Qualche dato sull’Europa
Proviamo a fare qualche riflessione sullo stato dell’Europa alla luce dei risultati delle elezioni in Francia e Grecia. Prima, tuttavia, guardiamo a quella che è la vera radice del problema: la maggioranza dei tedeschi guarda con preoccupazione all’euro perché teme che le eccessive prodigalità dei paesi membri dell’eurozona finiranno, alla fine, per dovere essere pagate da loro; la formica tedesca dovrà accollarsi l’onere di pagare le stravaganze greche, spagnole, portoghesi, irlandesi, italiane o francesi.
Questo timore è stato creato anche dal governo tedesco, che è stato entusiasta fautore degli “aiuti” all’Irlanda e alla Grecia – il “salvataggio” di quest’ultima del maggio 2010 non sembra avere risolto problema alcuno, salvo quello di proteggere le banche tedesche e francesi detentrici di una grande quantità di titoli di debito pubblico greco e fare gli interessi delle industrie militari francesi e tedesche, imponendo a una Grecia in agonia finanziaria di acquistare costosi armamenti.

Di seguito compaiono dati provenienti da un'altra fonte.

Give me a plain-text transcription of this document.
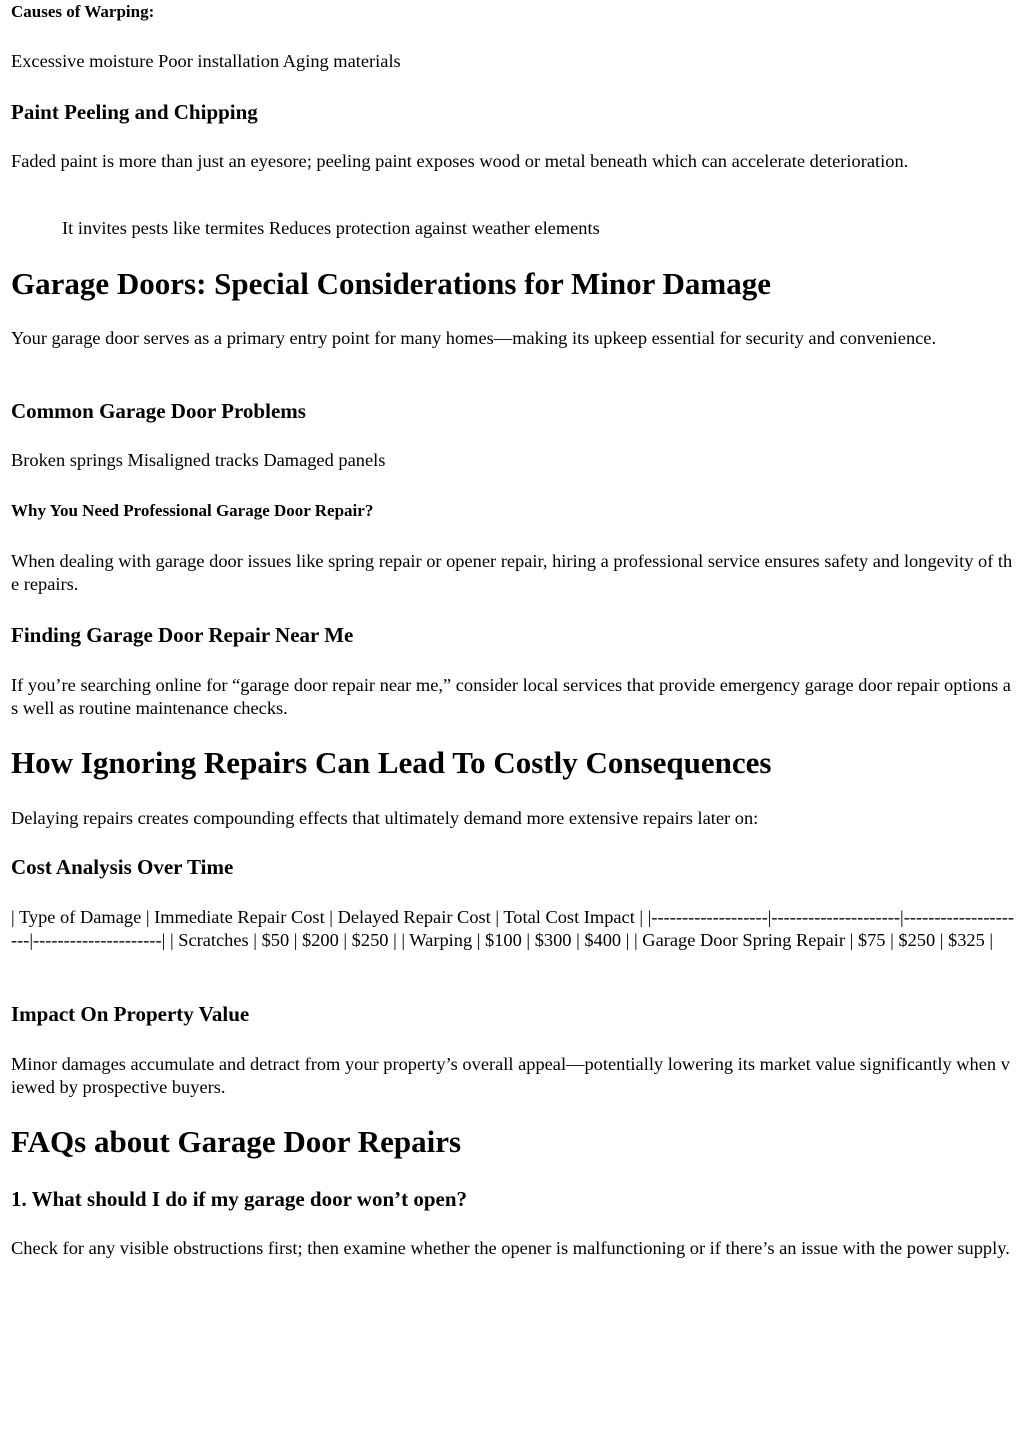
Causes of Warping:

Excessive moisture Poor installation Aging materials

Paint Peeling and Chipping

Faded paint is more than just an eyesore; peeling paint exposes wood or metal beneath which can accelerate deterioration.

It invites pests like termites Reduces protection against weather elements

Garage Doors: Special Considerations for Minor Damage

Your garage door serves as a primary entry point for many homes—making its upkeep essential for security and convenience.

Common Garage Door Problems

Broken springs Misaligned tracks Damaged panels

Why You Need Professional Garage Door Repair?

When dealing with garage door issues like spring repair or opener repair, hiring a professional service ensures safety and longevity of the repairs.

Finding Garage Door Repair Near Me

If you’re searching online for “garage door repair near me,” consider local services that provide emergency garage door repair options as well as routine maintenance checks.

How Ignoring Repairs Can Lead To Costly Consequences

Delaying repairs creates compounding effects that ultimately demand more extensive repairs later on:

Cost Analysis Over Time

| Type of Damage | Immediate Repair Cost | Delayed Repair Cost | Total Cost Impact | |-------------------|---------------------|---------------------|---------------------| | Scratches | $50 | $200 | $250 | | Warping | $100 | $300 | $400 | | Garage Door Spring Repair | $75 | $250 | $325 |

Impact On Property Value

Minor damages accumulate and detract from your property’s overall appeal—potentially lowering its market value significantly when viewed by prospective buyers.

FAQs about Garage Door Repairs
1. What should I do if my garage door won’t open?

Check for any visible obstructions first; then examine whether the opener is malfunctioning or if there’s an issue with the power supply.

Il timore non sarebbe mai nato se i governi tedesco e francese avessero guardato al modello americano: i 50 stati americani usano la stessa moneta, il dollaro, ma sono liberi di seguire la politica tributaria e di bilancio che ritengono più opportuna, subendone le conseguenze. Né la Fed (banca centrale degli USA) né tanto meno il governo federale intervengono per “salvare” uno stato che non riesce a finanziare le sue spese, lo lasciano fallire. Lo stesso si sarebbe dovuto fare in Europa che, oltre tutto, non ha un governo centrale. Quanti auspicano che la Bce divenga prestatrice di ultima istanza degli stati della zona euro dimenticano che ciò è espressamente e opportunamente vietato dai Trattati di Maastricht.
In ogni caso, la maggioranza dei tedeschi è “euroscettica”, Merkel lo sa e, per evitare il rigetto dell’euro da parte dei suoi concittadini, ha deciso di rassicurarli imponendo a tutti gli stati dell’eurozona il “fiscal compact” cioè l’obbligo di perseguire il pareggio del bilancio con l’aumento della pressione fiscale. Mario Monti, subito dopo avere sottoscritto questo patto scellerato, ha pensato di salvarsi l’anima sottoscrivendo, assieme all’inglese Cameron, una lettera per auspicare l’adozione di una politica europea di sviluppo.
Le elezioni greche dimostrano che l’euroscetticismo sta vincendo in Grecia, anche se il successo di neo-nazisti (per contrastare la politica della Germania!) e ultra-comunisti non prelude certamente a un futuro radioso per la nazione ellenica. La stessa cosa vale per la Francia: Hollande ha vinto grazie all’appoggio che gli ha dato Marine Le Pen, evidentemente convinta che fosse meno euro bigotto di Sarkosy e meno suddito della cancelliera tedesca. Anche in Spagna le politiche di rigore imposte dalla Merkel sono sempre più impopolari e, con una piccola forzatura, anche l’esito delle nostre elezioni amministrative può essere letto nella stessa chiave.
La “tenuta” del Pd è soprattutto nelle speranze dei suoi esponenti, il terzo polo è stato pesantemente punito dai suoi elettori come il Pdl – i partiti che appoggiano il governo euro-fanatico delle tasse e dell’ingerenza degli sgherri del fisco nei nostri conti correnti hanno subito le conseguenze della loro scelta. Il successo, certamente non strepitoso, dei grillini è spiegabile col fatto che il comico genovese ha sempre criticato le iniziative europeiste e la moneta comune.
La conclusione non è complessa: per dirla con Gino Bartali, l’euro “è tutto sbagliato, tutto da rifare”! Quanto prima quest’ovvietà sarà compresa, tanto meglio sarà per tutti. Purtroppo, non vedo segni di resipiscenza.